Non solo PFOA e PFAS: rilevato anche il C6O4
In sei Comuni (Bardonecchia, Venaus, Villar Focchiardo, Avigliana, Caprie e Susa), oltre a PFOA e PFAS, le analisi hanno rilevato il C6O4. Si tratta di una sostanza perfluoroalchilica a catena corta prodotta unicamente dalla ex Solvay (oggi Syensqo) a Spinetta Marengo (Al) che ne detiene il brevetto. A questo impianto è stato imposto uno stop alla produzione, dal 7 giugno scorso per 30 giorni, per il superamento dei limiti di PFAS nelle acque.
La pericolosità per la salute umana del C6O4 è ancora poco indagata.
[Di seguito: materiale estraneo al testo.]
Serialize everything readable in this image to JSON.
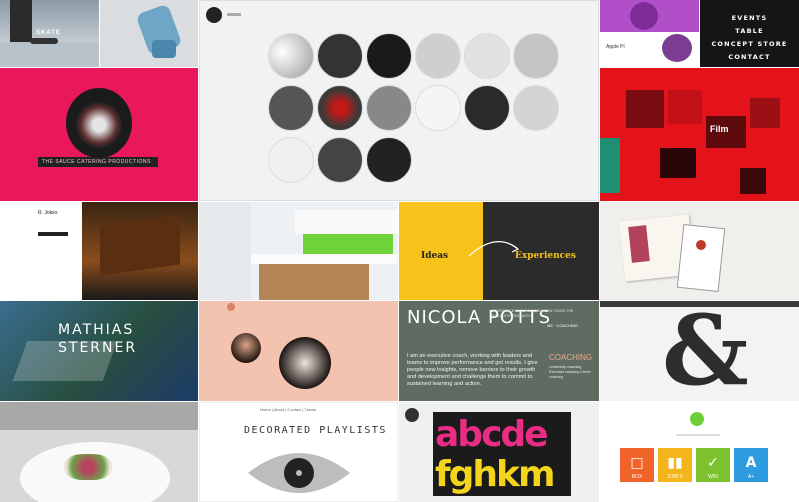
{
  "grid": {
    "t1": {
      "title": "SKATE"
    },
    "t3": {
      "brand": "Apple Pi"
    },
    "t4": {
      "menu": [
        "EVENTS",
        "TABLE",
        "CONCEPT STORE",
        "CONTACT"
      ]
    },
    "t5": {
      "banner": "THE SAUCE CATERING PRODUCTIONS"
    },
    "t6": {
      "brand": "Studio"
    },
    "t7": {
      "label": "Film"
    },
    "t8": {
      "brand": "R. Jokes"
    },
    "t10": {
      "left": "Ideas",
      "right": "Experiences"
    },
    "t12": {
      "title": "MATHIAS STERNER"
    },
    "t14": {
      "title": "NICOLA POTTS",
      "tagline": "CONFIDENCE ABOUT MY CONFIDENT BOOK THE THOUGHTS' RESEARCH",
      "nav": "ME · COACHING",
      "heading": "COACHING",
      "side": "Leadership coaching Executive coaching Career coaching",
      "body": "I am an executive coach, working with leaders and teams to improve performance and get results. I give people new insights, remove barriers to their growth and development and challenge them to commit to sustained learning and action."
    },
    "t17": {
      "title": "DECORATED PLAYLISTS",
      "nav": "Home | About | Contact | Tracks"
    },
    "t20": {
      "apps": [
        {
          "label": "BOX",
          "color": "#f0642a",
          "glyph": "□"
        },
        {
          "label": "STATS",
          "color": "#f3b41c",
          "glyph": "▮▮"
        },
        {
          "label": "WIN",
          "color": "#7cc22e",
          "glyph": "✓"
        },
        {
          "label": "A+",
          "color": "#2d9be0",
          "glyph": "A"
        }
      ]
    }
  },
  "colors": {
    "pink": "#e8185a",
    "red": "#e4131a",
    "yellow": "#f7c21a",
    "dark": "#2b2b2b",
    "slate": "#5f6c62",
    "peach": "#f4c3b0"
  }
}
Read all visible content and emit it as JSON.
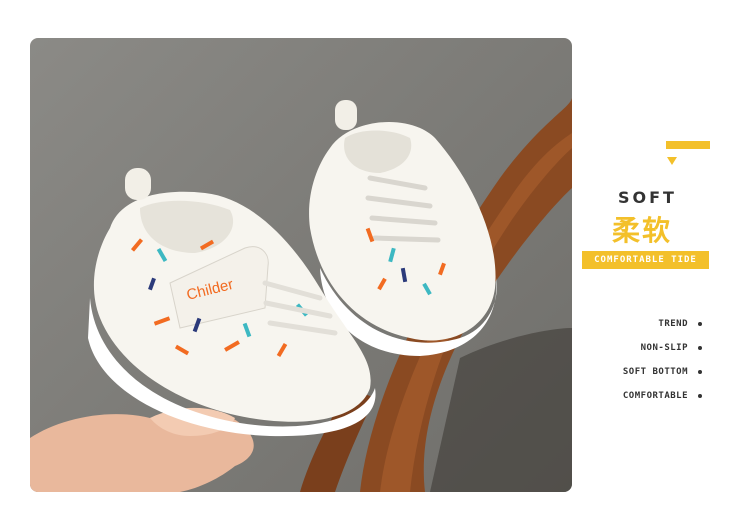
{
  "product": {
    "brand_text": "Childer",
    "heading_en": "SOFT",
    "heading_cn": "柔软",
    "tagline": "COMFORTABLE TIDE"
  },
  "features": [
    {
      "label": "TREND"
    },
    {
      "label": "NON-SLIP"
    },
    {
      "label": "SOFT BOTTOM"
    },
    {
      "label": "COMFORTABLE"
    }
  ],
  "colors": {
    "accent": "#f3c02a",
    "brand_text": "#f26b21",
    "text": "#333333"
  }
}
Uno studio dell’Università di Padova, però, invita alla prudenza in quanto sembrerebbe provocare (almeno sulle vongole veraci) alterazioni anche peggiori dei “tradizionali” PFAS. Ma come sia finito del C6O4 a centinaia di km di distanza, in cima alla Val di Susa, resta un mistero.
Mentre i cantieri si allargano, la decennale protesta contro la Tav prosegue. Così come la repressione. Dopo aver già scontato mesi di carcere e arresti domiciliari per aver messo in pratica la disobbedienza civile, Nicoletta Dosio è di nuovo ai domiciliari. All’età di 78 anni. Una nutrita schiera di associazioni ambientaliste e comitati (tra cui il Comitato Acqua SiCura, la rete delle Mamme da nord a sud, le Mamme in piazza per la libertà di Dissenso, il Collectif des Mères Solidaires di Parigi e le Madres Contra la Represion di Madrid) hanno lanciato un appello per la sua liberazione.